VOA Türkçe’nin sorularını yanıtlayan İzmir Katip Çelebi Üniversitesi Atatürk Eğitim ve Araştırma Hastanesi Enfeksiyon Hastalıkları Ana Bilim Dalı öğretim üyesi Prof. Dr. Alper Şener, “Eris ve diğer varyantların tamamı Omicron’un aslında alt tipi. Ama her varyantta sahada gerçek anlamda ‘hasta sayısında tırmanışa sebep olur mu olmaz mı’, bu izlenip görülecek bir şey. Şu anda izleme aşamasındayız. İngiltere ve Amerika’daki rakamlara baktığınızda, hastaneye başvuranlarda artış var. Ama yoğun bakıma yatış ve ölümcül seyretme anlamında daha önceki gördüğümüz varyant tiplerine göre kıyaslanamayacak düzeyde hafif bir alt grup varyantla karşı karşıyayız gibi gözüküyor” dedi.
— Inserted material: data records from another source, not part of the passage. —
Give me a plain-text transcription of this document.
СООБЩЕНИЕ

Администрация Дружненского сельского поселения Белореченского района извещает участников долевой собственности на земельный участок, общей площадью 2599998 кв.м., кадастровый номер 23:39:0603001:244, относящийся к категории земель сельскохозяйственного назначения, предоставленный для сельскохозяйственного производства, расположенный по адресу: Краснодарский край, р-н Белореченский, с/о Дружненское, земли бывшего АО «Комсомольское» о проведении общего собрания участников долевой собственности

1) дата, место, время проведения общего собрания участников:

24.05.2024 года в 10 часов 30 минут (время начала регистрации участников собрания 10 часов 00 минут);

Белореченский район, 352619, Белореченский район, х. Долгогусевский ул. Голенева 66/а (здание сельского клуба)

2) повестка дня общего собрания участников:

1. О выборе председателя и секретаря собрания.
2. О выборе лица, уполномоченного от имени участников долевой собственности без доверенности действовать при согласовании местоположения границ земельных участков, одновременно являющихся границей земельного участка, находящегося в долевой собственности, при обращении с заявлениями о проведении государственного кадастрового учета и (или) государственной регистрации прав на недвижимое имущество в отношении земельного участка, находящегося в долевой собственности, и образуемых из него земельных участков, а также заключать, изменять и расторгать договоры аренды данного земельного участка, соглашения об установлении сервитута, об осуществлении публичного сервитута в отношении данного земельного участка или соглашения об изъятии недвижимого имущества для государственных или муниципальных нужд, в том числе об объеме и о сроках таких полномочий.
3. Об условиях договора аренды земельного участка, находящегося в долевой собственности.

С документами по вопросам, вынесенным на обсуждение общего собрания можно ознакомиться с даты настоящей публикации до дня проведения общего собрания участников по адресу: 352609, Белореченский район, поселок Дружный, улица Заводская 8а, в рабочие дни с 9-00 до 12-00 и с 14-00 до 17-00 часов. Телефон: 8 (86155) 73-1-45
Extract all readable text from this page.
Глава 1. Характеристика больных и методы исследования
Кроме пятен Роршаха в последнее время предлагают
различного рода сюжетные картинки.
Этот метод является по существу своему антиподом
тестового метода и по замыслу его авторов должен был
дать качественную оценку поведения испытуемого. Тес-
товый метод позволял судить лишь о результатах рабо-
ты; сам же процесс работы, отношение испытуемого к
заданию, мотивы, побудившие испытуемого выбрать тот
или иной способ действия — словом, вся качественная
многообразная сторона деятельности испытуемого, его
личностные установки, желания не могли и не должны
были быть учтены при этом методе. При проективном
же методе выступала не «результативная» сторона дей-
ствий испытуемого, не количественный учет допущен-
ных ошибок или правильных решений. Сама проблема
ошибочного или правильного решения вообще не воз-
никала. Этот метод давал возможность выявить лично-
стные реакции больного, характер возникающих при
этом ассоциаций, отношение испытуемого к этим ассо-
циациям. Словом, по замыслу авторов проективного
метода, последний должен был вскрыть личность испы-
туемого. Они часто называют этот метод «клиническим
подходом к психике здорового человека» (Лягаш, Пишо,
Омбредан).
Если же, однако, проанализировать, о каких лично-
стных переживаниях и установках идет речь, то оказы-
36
Ateş, eklem ve kas ağrısı, kuru öksürük, ishal, karın ağrısı ve tat-koku kaybı gibi bulgularla ortaya çıkan Eris’in tehdit ettiği risk gruplarını açıklayan Şener, “Ciddi risk dediğimiz organ nakli olan, bağışıklığı baskılayıcı ilaç kullanan, aktif radyoterapi, kemoterapi gören, on yıldan daha uzun süredir akciğerinde ciddi anlamda hasar bırakan astım hastaları, kronik bronşit hastaları, ağır enfeksiyon geçirme açısından ciddi risk içeren grup. Kronik hastalığı olan ve 65 yaş üstü kişiler de risk kategorisinde üst sıralarda yer alıyor” diye konuştu.

Şener, Eris belirtilerinin ortaya çıktığı risk grubundaki kişilerin sağlık kuruluşlarına başvurması gerektiğini de söyleyerek, “Özellikle 65 yaş üstündeki bu şikayetler varsa, üç günden fazla sürüyorsa, mutlaka bir hekime başvurarak bir PCR testiyle konfirme edilmesi gerekiyor. Laboratuvar testinde eğer Covid-19 çıkıyorsa, bakanlığın temin ettiği bu yaş grubuna uygun ilaçlar var. O ilaçlardan hemen başlanması gerekiyor. İlk başlangıçta başlanması önemli çünkü gecikmiş dönemde başlanacak antiviral ilaçların bir etkisi yok maalesef” dedi.

“Eris, yeni çıkan varyantlar içerisinde en masumu”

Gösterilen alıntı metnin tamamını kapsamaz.